Formel Eins-Fahrer berichten häufig von ihrem besonderen Training des Nackens. Das ist laut Kiechle aber längst nicht alles: «Natürlich ist die Rumpf- und Nackenmuskulatur wichtig, aber eigentlich muss der ganze Körper stabil sein vom Fuß bis zum Nacken hoch. Deshalb ist Radfahren ein gutes Training: Wenn man mit dem Mountainbike unterwegs ist, hilft es ja auch nicht, wenn man bloß Kraft in den Beinen hat und dann die Arme nachgeben. Das ist im Auto das gleiche, auch hier muss Timo die Spannung halten können.»
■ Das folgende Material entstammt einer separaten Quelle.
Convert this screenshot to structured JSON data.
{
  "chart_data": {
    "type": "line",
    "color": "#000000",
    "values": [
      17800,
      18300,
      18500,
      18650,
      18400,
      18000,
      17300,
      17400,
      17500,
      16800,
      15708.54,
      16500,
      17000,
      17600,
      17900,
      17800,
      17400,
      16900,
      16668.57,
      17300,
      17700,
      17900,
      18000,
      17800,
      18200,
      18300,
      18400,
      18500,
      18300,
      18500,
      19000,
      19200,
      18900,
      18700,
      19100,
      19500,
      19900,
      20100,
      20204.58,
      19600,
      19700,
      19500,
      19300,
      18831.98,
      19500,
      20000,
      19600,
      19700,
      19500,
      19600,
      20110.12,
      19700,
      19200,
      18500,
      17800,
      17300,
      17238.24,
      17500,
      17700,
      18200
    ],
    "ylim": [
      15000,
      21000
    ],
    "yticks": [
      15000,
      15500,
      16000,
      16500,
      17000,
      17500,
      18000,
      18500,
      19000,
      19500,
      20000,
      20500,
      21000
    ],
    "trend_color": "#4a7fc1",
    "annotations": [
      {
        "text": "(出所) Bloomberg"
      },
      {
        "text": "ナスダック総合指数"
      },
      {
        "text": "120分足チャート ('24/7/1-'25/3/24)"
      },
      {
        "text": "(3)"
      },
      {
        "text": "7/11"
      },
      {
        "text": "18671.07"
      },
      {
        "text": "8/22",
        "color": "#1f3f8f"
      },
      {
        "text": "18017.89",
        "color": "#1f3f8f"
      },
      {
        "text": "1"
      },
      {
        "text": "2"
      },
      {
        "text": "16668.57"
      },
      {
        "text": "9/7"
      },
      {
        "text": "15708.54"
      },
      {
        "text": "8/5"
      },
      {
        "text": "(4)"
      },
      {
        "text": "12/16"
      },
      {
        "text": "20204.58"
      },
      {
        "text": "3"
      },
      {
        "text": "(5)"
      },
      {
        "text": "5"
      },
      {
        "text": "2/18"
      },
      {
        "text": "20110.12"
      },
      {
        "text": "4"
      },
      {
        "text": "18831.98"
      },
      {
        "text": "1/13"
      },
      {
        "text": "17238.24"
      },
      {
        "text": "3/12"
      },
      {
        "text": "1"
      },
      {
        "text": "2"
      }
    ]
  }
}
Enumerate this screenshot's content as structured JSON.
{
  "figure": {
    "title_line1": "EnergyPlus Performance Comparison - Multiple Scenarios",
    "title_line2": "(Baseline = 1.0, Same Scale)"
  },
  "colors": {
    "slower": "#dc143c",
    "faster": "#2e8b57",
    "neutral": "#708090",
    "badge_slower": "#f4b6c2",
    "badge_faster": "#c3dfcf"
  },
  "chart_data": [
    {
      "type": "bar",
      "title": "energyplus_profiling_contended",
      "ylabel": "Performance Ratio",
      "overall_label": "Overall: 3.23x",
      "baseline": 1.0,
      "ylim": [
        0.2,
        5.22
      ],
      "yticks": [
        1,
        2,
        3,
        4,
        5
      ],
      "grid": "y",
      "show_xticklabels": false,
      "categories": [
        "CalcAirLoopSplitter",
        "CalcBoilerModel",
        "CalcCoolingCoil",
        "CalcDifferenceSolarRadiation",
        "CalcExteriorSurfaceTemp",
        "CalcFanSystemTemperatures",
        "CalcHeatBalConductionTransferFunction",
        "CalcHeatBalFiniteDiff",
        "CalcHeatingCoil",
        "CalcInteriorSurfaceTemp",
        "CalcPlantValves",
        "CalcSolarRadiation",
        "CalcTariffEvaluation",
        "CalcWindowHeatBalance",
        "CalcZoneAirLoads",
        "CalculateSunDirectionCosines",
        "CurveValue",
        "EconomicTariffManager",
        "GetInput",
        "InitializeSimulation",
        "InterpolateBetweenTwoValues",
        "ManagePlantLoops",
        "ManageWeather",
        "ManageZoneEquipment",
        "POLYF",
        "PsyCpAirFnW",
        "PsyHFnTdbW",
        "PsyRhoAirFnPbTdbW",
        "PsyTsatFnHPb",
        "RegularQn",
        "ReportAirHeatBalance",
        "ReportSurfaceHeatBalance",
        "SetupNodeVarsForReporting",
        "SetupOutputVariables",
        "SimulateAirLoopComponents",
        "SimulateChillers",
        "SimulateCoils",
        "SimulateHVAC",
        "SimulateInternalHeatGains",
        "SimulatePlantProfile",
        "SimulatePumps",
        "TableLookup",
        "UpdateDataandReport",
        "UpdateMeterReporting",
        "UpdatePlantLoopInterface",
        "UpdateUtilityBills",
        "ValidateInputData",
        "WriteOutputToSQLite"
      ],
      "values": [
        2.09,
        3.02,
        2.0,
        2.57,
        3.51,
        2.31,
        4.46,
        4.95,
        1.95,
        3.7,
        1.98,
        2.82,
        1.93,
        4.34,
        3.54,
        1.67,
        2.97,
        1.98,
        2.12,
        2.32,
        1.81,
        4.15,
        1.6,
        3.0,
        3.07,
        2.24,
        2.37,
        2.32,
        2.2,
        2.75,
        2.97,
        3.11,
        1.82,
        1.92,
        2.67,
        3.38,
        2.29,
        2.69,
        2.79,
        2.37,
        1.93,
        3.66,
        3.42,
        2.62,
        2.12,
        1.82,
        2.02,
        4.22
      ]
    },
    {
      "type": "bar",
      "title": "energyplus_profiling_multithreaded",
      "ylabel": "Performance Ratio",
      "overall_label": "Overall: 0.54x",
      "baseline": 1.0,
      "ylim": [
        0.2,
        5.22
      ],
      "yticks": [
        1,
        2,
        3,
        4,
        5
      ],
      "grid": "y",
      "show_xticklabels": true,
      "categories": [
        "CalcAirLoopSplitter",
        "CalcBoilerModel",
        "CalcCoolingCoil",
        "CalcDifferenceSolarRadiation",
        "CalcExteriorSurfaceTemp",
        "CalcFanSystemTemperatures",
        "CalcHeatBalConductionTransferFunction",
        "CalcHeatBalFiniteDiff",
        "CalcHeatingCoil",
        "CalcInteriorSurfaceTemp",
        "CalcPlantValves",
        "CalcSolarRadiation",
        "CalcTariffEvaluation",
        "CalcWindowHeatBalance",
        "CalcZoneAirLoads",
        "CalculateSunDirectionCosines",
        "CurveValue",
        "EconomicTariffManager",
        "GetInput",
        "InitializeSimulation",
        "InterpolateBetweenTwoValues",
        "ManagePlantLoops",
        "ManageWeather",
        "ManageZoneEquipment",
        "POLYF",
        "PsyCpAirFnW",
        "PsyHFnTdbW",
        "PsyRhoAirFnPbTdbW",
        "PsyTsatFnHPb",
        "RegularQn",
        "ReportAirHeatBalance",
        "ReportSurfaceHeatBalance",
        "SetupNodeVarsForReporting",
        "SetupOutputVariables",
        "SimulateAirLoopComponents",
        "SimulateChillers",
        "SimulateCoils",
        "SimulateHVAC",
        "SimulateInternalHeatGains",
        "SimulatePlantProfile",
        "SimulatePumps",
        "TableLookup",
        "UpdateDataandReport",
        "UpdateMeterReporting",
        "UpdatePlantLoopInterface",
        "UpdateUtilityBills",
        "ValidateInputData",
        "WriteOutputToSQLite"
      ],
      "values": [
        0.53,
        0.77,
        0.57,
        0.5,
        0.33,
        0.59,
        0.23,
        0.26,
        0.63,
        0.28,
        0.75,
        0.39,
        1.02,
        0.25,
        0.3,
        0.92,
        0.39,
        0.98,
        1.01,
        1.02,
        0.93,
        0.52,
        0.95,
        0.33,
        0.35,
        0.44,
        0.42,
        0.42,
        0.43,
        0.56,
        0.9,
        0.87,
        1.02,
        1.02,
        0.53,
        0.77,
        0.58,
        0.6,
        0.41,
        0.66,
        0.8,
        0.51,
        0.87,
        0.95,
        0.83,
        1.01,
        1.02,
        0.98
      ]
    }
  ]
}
Gerade am Norisring hängen die Piloten bei den vielen Vollbremsungen ganz schön in den Sicherheitsgurten ihrer Schalensitze. Anders als beispielsweise der Kurs in Zandvoort mit seinen schnellen Richtungswechseln sind die Kurven in Nürnberg sehr eng und daher langsam zu durchfahren. Nachdem die Fahrer auf der Geraden Spitzengeschwindigkeiten von bis zu 260 Kilometern pro Stunde erreichen, müssen sie vor der Grundig-Kehre innerhalb weniger Meter extrem herunterbremsen und das Auto um rund 200 km/h verlangsamen. Diese Prozedur über die Renndistanz 73 mal auf den Punkt genau zu timen und nicht etwa geradeaus zu fahren oder im engen Positionskampf einen Gegner abzuräumen erfordert nicht nur Kondition, sondern auch höchste Konzentration.
Dafür hat Fitnesstrainer Martin Kiechle sein eigenes Rezept: «Ich setze mich jetzt nicht mit ihm hin und sage ‚Werde eins mit deinem Körper’ oder so, sondern ich fordere ihn während der Belastung. Im Frühjahr sind wir beispielsweise gemeinsam beim Cape Epic gestartet, dem härtesten Mountainbike-Etappenrennen der Welt. Das wollten wir aber nicht bloß gut hinter uns bringen, ich habe ihm immer wieder gesagt ‚Gib alles, du machst das hier für die DTM’. Deshalb habe ich auch immer 100 Prozent Konzentration von ihm verlangt – selbst wenn wir schon sechs Stunden unterwegs waren, wollte ich, dass er jeden Singletrail sauber ausfährt und auch kleine Details berücksichtigt.»
Die Summe all dieser Anstrengungen bringt auf der Rennstrecke im richtigen Moment vielleicht genau jene Zehntelsekunden, die über Sieg oder Niederlage entscheiden. Und der Augenblick, wenn die Zielflagge fällt und er als erster über die Linie fährt, ist Timo Scheider sicherlich jeden Schweißtropfen wert.
Eines aber ist für Martin Kiechle sicher: Auf dem Ergometer wäre sein Schützling bereits jetzt die Nummer eins. «Von der Kondition her kann ihm keiner im Fahrerlager das Wasser reichen, da gehe ich jede Wette ein.»